Le recueil Going To and Fro and Walking Up and Down, élégamment traduit par Thierry Gillybœuf en Çà et là, laisse tout particulièrement entendre les émotions des corps. C’est dans cette partie que l’on peut lire les premières tentatives testimoniales de Reznikoff. Dans son article sur Reznikoff, Roubaud évoque les « morceaux de langue » prélevés par Reznikoff. Si le terme de « prélèvement » rappelle une méthode scientifique, l’expression « morceaux de langue » laisse entendre la corporéité du langage, sa dimension physique. Il s’agit pour le poète d’effectuer une coupe dans la langue de l’autre, un découpage pour mieux faire advenir, au creux de cette discontinuité, une émotion.

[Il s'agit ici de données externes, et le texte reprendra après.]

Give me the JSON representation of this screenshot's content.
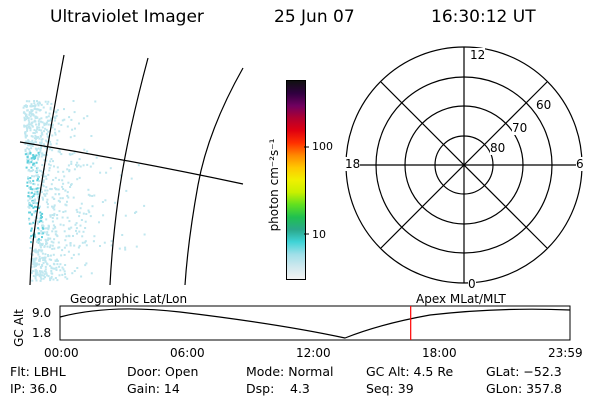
{
  "header": {
    "title": "Ultraviolet Imager",
    "date": "25 Jun 07",
    "time": "16:30:12 UT"
  },
  "colorbar": {
    "label": "photon cm⁻²s⁻¹",
    "ticks": [
      "100",
      "10"
    ],
    "scale": "log",
    "colors": [
      "#f2f2f2",
      "#cfe8ee",
      "#9fdfe8",
      "#3fd3d6",
      "#2aa88a",
      "#20c050",
      "#60e020",
      "#c8f000",
      "#f0f000",
      "#ffc800",
      "#ff8800",
      "#ff3000",
      "#e00010",
      "#b00030",
      "#700060",
      "#300040",
      "#101010"
    ]
  },
  "polar_plot": {
    "clock_labels": [
      "12",
      "18",
      "6",
      "0"
    ],
    "lat_labels": [
      "60",
      "70",
      "80"
    ]
  },
  "timeline": {
    "left_label": "Geographic Lat/Lon",
    "right_label": "Apex MLat/MLT",
    "y_axis_label": "GC Alt",
    "y_ticks": [
      "9.0",
      "1.8"
    ],
    "x_ticks": [
      "00:00",
      "06:00",
      "12:00",
      "18:00",
      "23:59"
    ],
    "marker_time": "16:30:12",
    "marker_color": "#ff0000"
  },
  "footer": {
    "filt": "Flt: LBHL",
    "ip": "IP: 36.0",
    "door": "Door: Open",
    "gain": "Gain: 14",
    "mode": "Mode: Normal",
    "dsp_label": "Dsp:",
    "dsp_value": "4.3",
    "gc_alt": "GC Alt: 4.5 Re",
    "seq": "Seq: 39",
    "glat": "GLat: −52.3",
    "glon": "GLon: 357.8"
  },
  "image_colors": {
    "aurora": "#5fd0dc",
    "aurora_light": "#bfe7ef"
  }
}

Ainsi, le magnifique poème de « Témoignage » dans Ça et là, évoquant la jeune Amélia dans son atelier de reliure et ses cheveux pris dans la relieuse jusqu’à la blessure du crâne, fait écho à cette dimension corporelle du témoignage : « Elle se tenait à la table, ses cheveux blonds tombant sur ses épaules, / “bricolant” pour les brocheuses, Mary et Sadie / […] Elle a senti ses cheveux être pris en douceur ; / elle a mis la main et senti l’axe qui continuait de tourner, / ses cheveux pris dedans qui s’enroulaient autour ». Le matériau même du poème fait écho à la démarche du poète qui découpe un matériau d’archive, instaure une discontinuité pour créer de nouveaux liens, « bricole » à son tour de nouvelles reliures poétique au sein d’un témoignage pour faire émerger une émotion. Ici, la chute du poème est saisissante de netteté : « jusqu’à ce que son scalp soit arraché net du crâne / et que le sang lui dégouline sur le visage jusqu’à mi-corps ».

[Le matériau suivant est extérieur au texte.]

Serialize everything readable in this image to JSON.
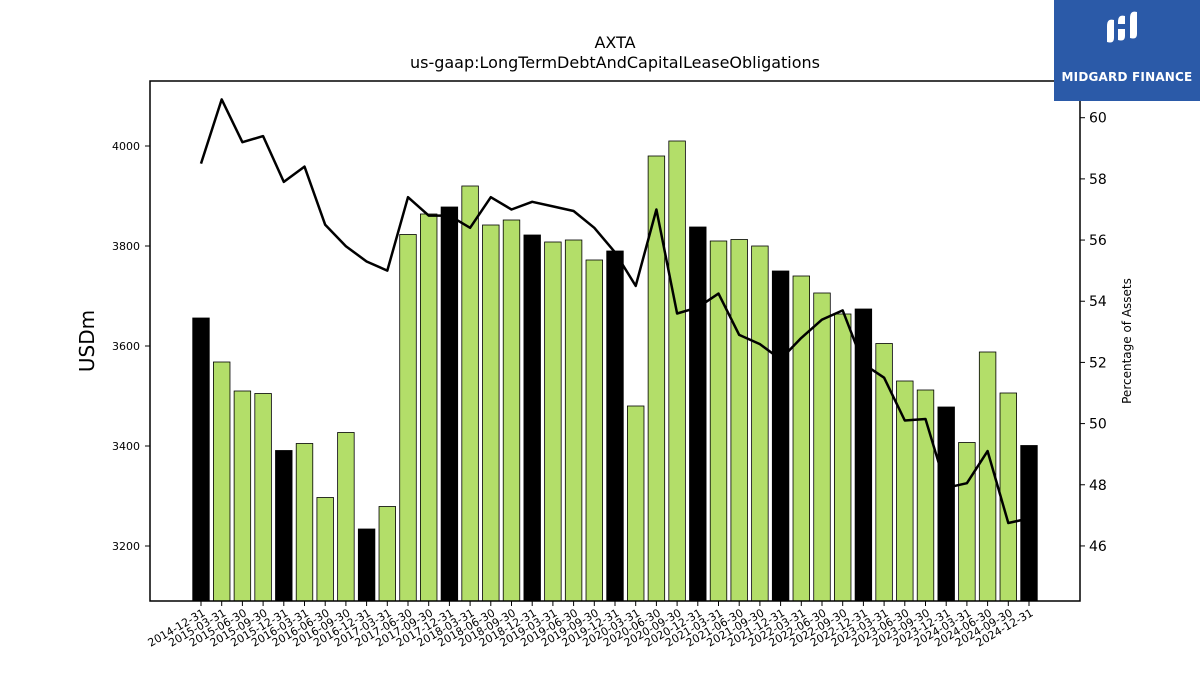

Lire ensemble Traduire, journal de Roubaud et Inscriptions de Reznikoff suscite les plus belles interrogations au sujet de la traduction. Reznikoff s’y confronte à l’Ancien Testament, à la grande Histoire, mais aussi aux voix anonymes et ordinaires des autres. Il traduit le proche et le lointain, le semblable et l’étranger, et fait alors entrer en poésie « un jeu d’échelles par lequel on voit mieux » (Emmanuel Laugier). Jacques Roubaud, dans une liberté presque similaire à ses récents Brouillons de prose, fait entrer à son tour ce jeu d’échelles, des poètes objectivistes à la poésie médiévale, qui devient, comme pour Reznikoff, un subtil et réjouissant jeu de langage. Les lire ensemble, c’est sans nul doute amplifier encore un peu ce jeu d’échelles par lequel on voit mieux dans chacun de ces deux magnifiques ouvrages, çà et là.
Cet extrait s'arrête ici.